U.S. Fish and Wildlife Service Signs On to EPA’s Assessments

In late July, the U.S. Fish and Wildlife Service (USFWS) finalized new regulations establishing for the first time a more efficient approach to ensure protection of threatened and endangered species as part of the EPA’s approval process for pest control products. The review process, which involves the EPA, USDA, and USFWS, will provide a workable and efficient framework to ensure necessary measure are taken to protect fish and wildlife.
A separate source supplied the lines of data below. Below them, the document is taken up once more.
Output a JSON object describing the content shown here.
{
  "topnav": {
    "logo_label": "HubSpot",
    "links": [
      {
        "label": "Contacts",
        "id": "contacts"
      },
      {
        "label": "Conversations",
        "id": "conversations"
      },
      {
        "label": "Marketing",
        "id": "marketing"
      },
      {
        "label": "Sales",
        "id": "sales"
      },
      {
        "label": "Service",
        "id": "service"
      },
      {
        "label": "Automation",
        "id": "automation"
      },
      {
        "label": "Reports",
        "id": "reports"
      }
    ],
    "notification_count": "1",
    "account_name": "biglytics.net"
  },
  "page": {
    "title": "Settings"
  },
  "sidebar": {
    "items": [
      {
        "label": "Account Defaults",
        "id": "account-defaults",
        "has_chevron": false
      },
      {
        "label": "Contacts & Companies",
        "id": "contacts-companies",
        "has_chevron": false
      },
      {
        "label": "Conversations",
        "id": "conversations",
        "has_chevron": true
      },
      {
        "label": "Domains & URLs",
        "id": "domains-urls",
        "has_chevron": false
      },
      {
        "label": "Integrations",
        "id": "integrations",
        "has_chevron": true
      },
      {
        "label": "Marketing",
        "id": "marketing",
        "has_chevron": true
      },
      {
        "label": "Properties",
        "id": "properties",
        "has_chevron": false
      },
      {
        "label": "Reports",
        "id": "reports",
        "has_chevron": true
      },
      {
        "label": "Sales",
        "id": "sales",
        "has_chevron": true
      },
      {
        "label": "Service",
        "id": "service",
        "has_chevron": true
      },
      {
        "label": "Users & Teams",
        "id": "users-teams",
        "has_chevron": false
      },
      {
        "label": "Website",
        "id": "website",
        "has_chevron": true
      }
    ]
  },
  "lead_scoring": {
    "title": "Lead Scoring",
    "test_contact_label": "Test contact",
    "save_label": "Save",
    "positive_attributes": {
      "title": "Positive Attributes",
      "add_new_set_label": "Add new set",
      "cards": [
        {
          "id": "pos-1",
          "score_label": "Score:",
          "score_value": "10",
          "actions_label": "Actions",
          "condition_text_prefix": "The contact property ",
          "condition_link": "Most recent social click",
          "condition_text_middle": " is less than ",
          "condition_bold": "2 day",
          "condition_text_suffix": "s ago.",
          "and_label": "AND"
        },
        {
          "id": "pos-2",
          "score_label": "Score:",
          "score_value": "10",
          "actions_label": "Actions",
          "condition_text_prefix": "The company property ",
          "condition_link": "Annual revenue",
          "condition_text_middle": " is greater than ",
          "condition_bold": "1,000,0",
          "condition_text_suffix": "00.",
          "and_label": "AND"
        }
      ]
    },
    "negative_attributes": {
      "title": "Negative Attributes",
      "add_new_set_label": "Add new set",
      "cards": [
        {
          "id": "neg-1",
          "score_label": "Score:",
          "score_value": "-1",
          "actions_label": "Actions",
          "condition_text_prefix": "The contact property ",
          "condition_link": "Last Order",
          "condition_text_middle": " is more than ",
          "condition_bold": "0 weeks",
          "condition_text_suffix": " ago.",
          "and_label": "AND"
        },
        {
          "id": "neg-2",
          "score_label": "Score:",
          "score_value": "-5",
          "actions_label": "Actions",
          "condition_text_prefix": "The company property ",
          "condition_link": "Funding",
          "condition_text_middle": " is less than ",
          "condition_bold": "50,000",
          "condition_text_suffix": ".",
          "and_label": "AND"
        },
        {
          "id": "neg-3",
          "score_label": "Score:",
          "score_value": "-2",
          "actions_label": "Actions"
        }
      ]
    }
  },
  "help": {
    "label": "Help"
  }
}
Under the Endangered Species Act (ESA), EPA must consult with USFWS to ensure that registration of products under the Federal Insecticide, Fungicide, and Rodenticide Act is not likely to jeopardize the continued existence of federally listed endangered or threatened species or result in the destruction or adverse modification of critical habitat. Because of the perceived complexity of the consultations, none had been done over the past decade. A court decision in 2003 cited the lack of these consultations as the basis for restricting the use of a number of  pesticides along the Pacific coast of the U.S.

Scientists and regulators within the USFWS have spent the last year reviewing EPA’s approach to ecological risk assessment and offered recommendations that EPA has incorporated. Based on this review, together with an understanding of EPA’s considerable scientific expertise, the USFWS concluded that EPA’s approach to risk assessment will produce determinations that reliably assess the effects of these products on listed species and critical habitat.

By using the most sophisticated scientific methodologies available to protect wildlife from potential pesticide risks, EPA could determine that use of a pest-control product is “not likely to adversely affect” a listed species or its critical habitat without either concurrence of the USFWS or informal consultation. The USFWS would perform periodic reviews of the methods that EPA employs to arrive at these determinations to ensure EPA is making determinations that are consistent with the requirements of the ESA. When formal consultation is required, EPA may utilize an optional procedure to develop a review for the USFWS, or request direct involvement of the USFWS. The USFWS would then make the final determination on species status. (DOI Press Release, 7/29/04).